Parmi les mesures votées, figure l’extension des Zones à faibles émissions (ZFE) aux agglomérations de plus de 150 000 habitants. Ce dispositif n’est pas simple à mettre en œuvre, certaines collectivités qui y sont aujourd’hui contraintes demandent des délais supplémentaires. Ne faudrait-il pas commencer déjà par les faire appliquer ?

On ne peut pas à la fois dire on a un problème de santé et ne rien faire. Il faut agir pour éviter le dépassement des seuils de pollution observé dans certaines agglomérations, Les ZFE, ce sont des outils locaux de planification des déplacements. Ils démarrent en douceur parce qu’ils ne sont pas faciles à mettre en œuvre. Une vingtaine d’agglomérations ont décidé de s’y engager dont une dizaine qui sont obligés par la loi Mobilité. D’ici 2024, nous allons élargir le dispositif à 35 agglomérations. Cela ne doit pas se faire n’importe comment. Lorsqu’on met en place ce genre de mesure, il faut y aller de façon progressive, non de façon punitive. Nous devons également faire de la pédagogie et de l’accompagnement en aidant celles et ceux qui n’ont pas suffisamment de moyens à changer de type de véhicule. Différentes mesures ont été prises à cet égard.

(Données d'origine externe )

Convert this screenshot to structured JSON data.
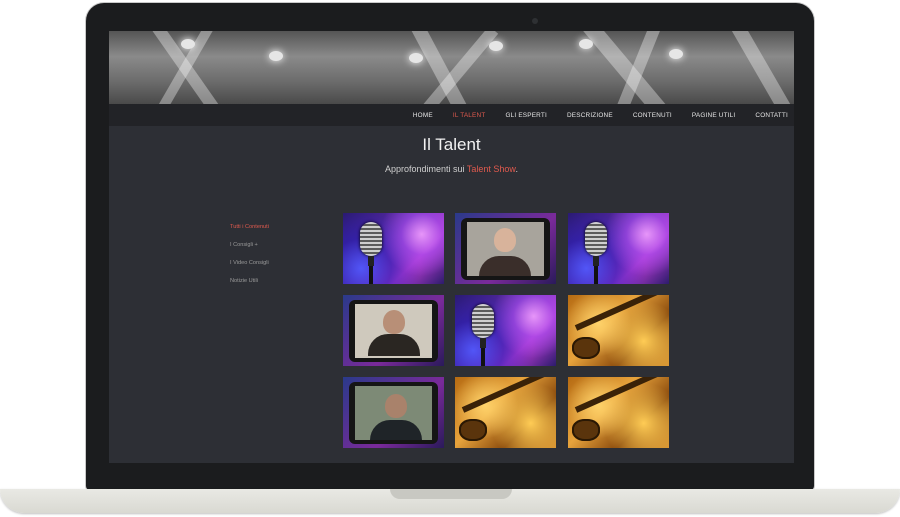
{
  "nav": {
    "items": [
      "HOME",
      "IL TALENT",
      "GLI ESPERTI",
      "DESCRIZIONE",
      "CONTENUTI",
      "PAGINE UTILI",
      "CONTATTI"
    ],
    "active_index": 1
  },
  "page": {
    "title": "Il Talent",
    "subtitle_prefix": "Approfondimenti sui ",
    "subtitle_highlight": "Talent Show",
    "subtitle_suffix": "."
  },
  "filters": {
    "items": [
      "Tutti i Contenuti",
      "I Consigli +",
      "I Video Consigli",
      "Notizie Utili"
    ],
    "active_index": 0
  },
  "gallery": {
    "tiles": [
      {
        "kind": "microphone"
      },
      {
        "kind": "video-woman"
      },
      {
        "kind": "microphone"
      },
      {
        "kind": "video-man-glasses"
      },
      {
        "kind": "microphone"
      },
      {
        "kind": "guitar-fire"
      },
      {
        "kind": "video-man"
      },
      {
        "kind": "guitar-fire"
      },
      {
        "kind": "guitar-fire"
      }
    ]
  },
  "colors": {
    "accent": "#e05a4e",
    "background": "#2d2f35",
    "navbar": "#222327"
  }
}
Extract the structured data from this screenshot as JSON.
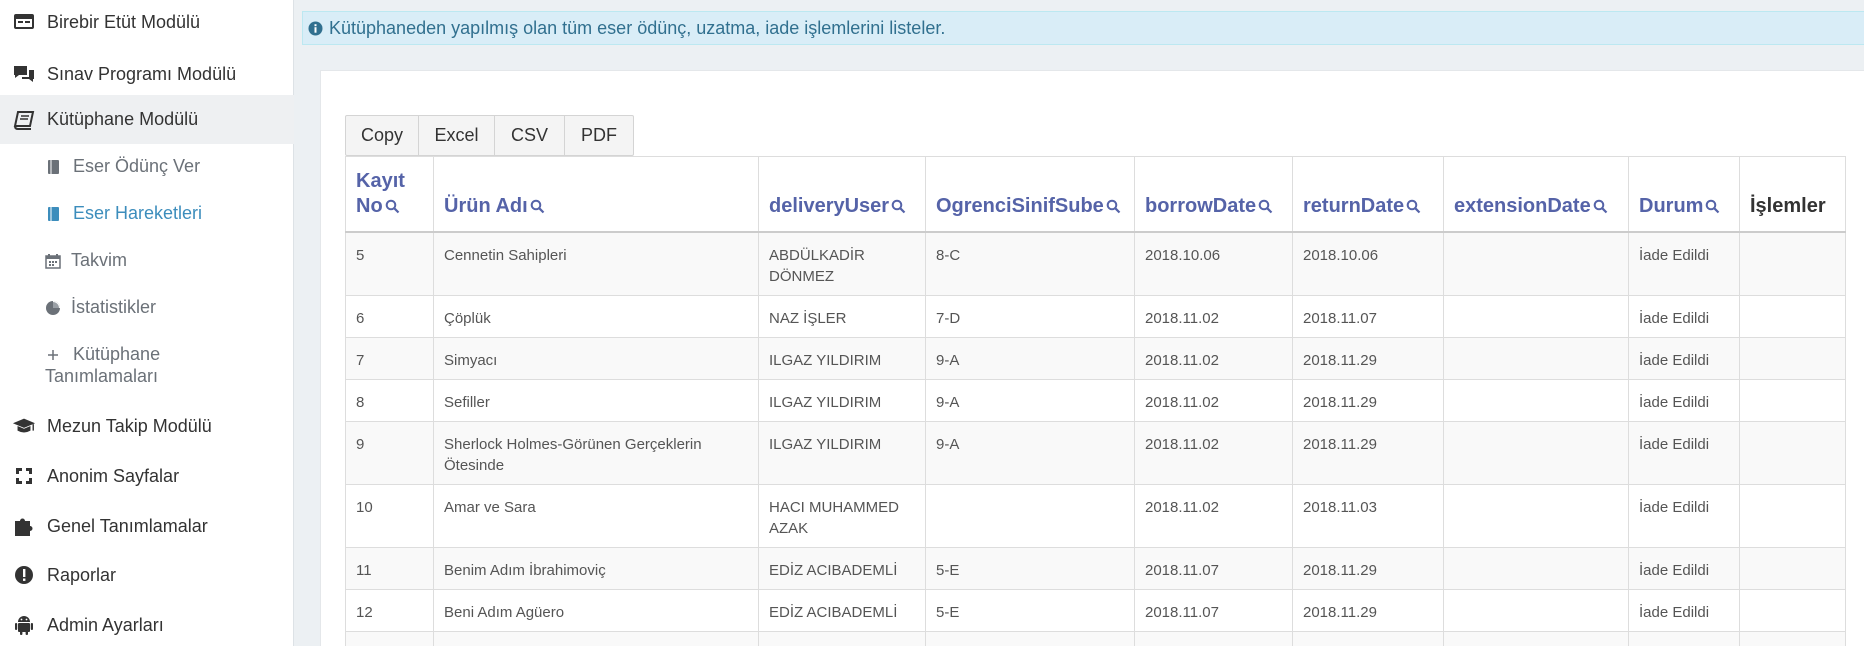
{
  "sidebar": {
    "items": [
      {
        "label": "Birebir Etüt Modülü",
        "icon": "monitor-icon"
      },
      {
        "label": "Sınav Programı Modülü",
        "icon": "comments-icon"
      },
      {
        "label": "Kütüphane Modülü",
        "icon": "book-icon"
      },
      {
        "label": "Mezun Takip Modülü",
        "icon": "graduation-cap-icon"
      },
      {
        "label": "Anonim Sayfalar",
        "icon": "expand-icon"
      },
      {
        "label": "Genel Tanımlamalar",
        "icon": "puzzle-icon"
      },
      {
        "label": "Raporlar",
        "icon": "exclamation-circle-icon"
      },
      {
        "label": "Admin Ayarları",
        "icon": "android-icon"
      }
    ],
    "subitems": [
      {
        "label": "Eser Ödünç Ver",
        "icon": "bookmark-icon"
      },
      {
        "label": "Eser Hareketleri",
        "icon": "bookmark-icon"
      },
      {
        "label": "Takvim",
        "icon": "calendar-icon"
      },
      {
        "label": "İstatistikler",
        "icon": "pie-chart-icon"
      },
      {
        "label_line1": "Kütüphane",
        "label_line2": "Tanımlamaları",
        "icon": "plus-icon"
      }
    ]
  },
  "info": {
    "text": "Kütüphaneden yapılmış olan tüm eser ödünç, uzatma, iade işlemlerini listeler."
  },
  "export_buttons": [
    "Copy",
    "Excel",
    "CSV",
    "PDF"
  ],
  "table": {
    "headers": {
      "kayit_no_line1": "Kayıt",
      "kayit_no_line2": "No",
      "urun_adi": "Ürün Adı",
      "delivery_user": "deliveryUser",
      "ogrenci_sinif_sube": "OgrenciSinifSube",
      "borrow_date": "borrowDate",
      "return_date": "returnDate",
      "extension_date": "extensionDate",
      "durum": "Durum",
      "islemler": "İşlemler"
    },
    "rows": [
      {
        "no": "5",
        "name1": "Cennetin Sahipleri",
        "name2": "",
        "user1": "ABDÜLKADİR",
        "user2": "DÖNMEZ",
        "sube": "8-C",
        "borrow": "2018.10.06",
        "ret": "2018.10.06",
        "ext": "",
        "durum": "İade Edildi"
      },
      {
        "no": "6",
        "name1": "Çöplük",
        "name2": "",
        "user1": "NAZ İŞLER",
        "user2": "",
        "sube": "7-D",
        "borrow": "2018.11.02",
        "ret": "2018.11.07",
        "ext": "",
        "durum": "İade Edildi"
      },
      {
        "no": "7",
        "name1": "Simyacı",
        "name2": "",
        "user1": "ILGAZ YILDIRIM",
        "user2": "",
        "sube": "9-A",
        "borrow": "2018.11.02",
        "ret": "2018.11.29",
        "ext": "",
        "durum": "İade Edildi"
      },
      {
        "no": "8",
        "name1": "Sefiller",
        "name2": "",
        "user1": "ILGAZ YILDIRIM",
        "user2": "",
        "sube": "9-A",
        "borrow": "2018.11.02",
        "ret": "2018.11.29",
        "ext": "",
        "durum": "İade Edildi"
      },
      {
        "no": "9",
        "name1": "Sherlock Holmes-Görünen Gerçeklerin",
        "name2": "Ötesinde",
        "user1": "ILGAZ YILDIRIM",
        "user2": "",
        "sube": "9-A",
        "borrow": "2018.11.02",
        "ret": "2018.11.29",
        "ext": "",
        "durum": "İade Edildi"
      },
      {
        "no": "10",
        "name1": "Amar ve Sara",
        "name2": "",
        "user1": "HACI MUHAMMED",
        "user2": "AZAK",
        "sube": "",
        "borrow": "2018.11.02",
        "ret": "2018.11.03",
        "ext": "",
        "durum": "İade Edildi"
      },
      {
        "no": "11",
        "name1": "Benim Adım İbrahimoviç",
        "name2": "",
        "user1": "EDİZ ACIBADEMLİ",
        "user2": "",
        "sube": "5-E",
        "borrow": "2018.11.07",
        "ret": "2018.11.29",
        "ext": "",
        "durum": "İade Edildi"
      },
      {
        "no": "12",
        "name1": "Beni Adım Agüero",
        "name2": "",
        "user1": "EDİZ ACIBADEMLİ",
        "user2": "",
        "sube": "5-E",
        "borrow": "2018.11.07",
        "ret": "2018.11.29",
        "ext": "",
        "durum": "İade Edildi"
      }
    ]
  },
  "colors": {
    "accent": "#3c8dbc",
    "header_text": "#5563a8",
    "info_bg": "#d9edf7",
    "info_text": "#31708f"
  }
}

En Allemagne, il y a 98 zones de restrictions de circulation de type ZFE et en Italie, 118. On devrait pouvoir y arriver en France. Aujourd’hui, la pollution de l’air on est tous à la fois victime et responsable. C’est un bien commun qu’il faut partager.

En matière de lutte contre l’artificialisation des sols, le texte interdit la construction de nouvelles surfaces commerciales, mais pas les entrepôts du E-commerce… C’est un « deux poids, deux mesures » ?

Ce n’est pas exact. Nous avons traité les questions de logistique dans le texte. Elles concernent tout particulièrement les collectivités locales. La bétonisation infinie, ce n’est plus possible. Tout le monde partage ce constat, au-delà des clivages politiques. Nous avons souhaité donner un cadre législatif évolutif afin que les acteurs locaux aient le pouvoir de juger avec la Commission départementale d’aménagement commercial. Dans les territoires, chaque situation est différente. L’élargissement des zones artisanales et commerciales doit être apprécié de façon circonstanciée.

Attention à ne pas tomber dans les caricatures et dans le slogan électoral. Vous savez, la majorité actuelle aura fait énormément pour l’environnement quand bien même certains pensent que c’est insuffisant. Sous les deux mandatures précédentes, rien n’a été fait pour lutter contre l’artificialisation des sols. Alors ça me fait sourire quand certains nous donnent des leçons à longueur de journée.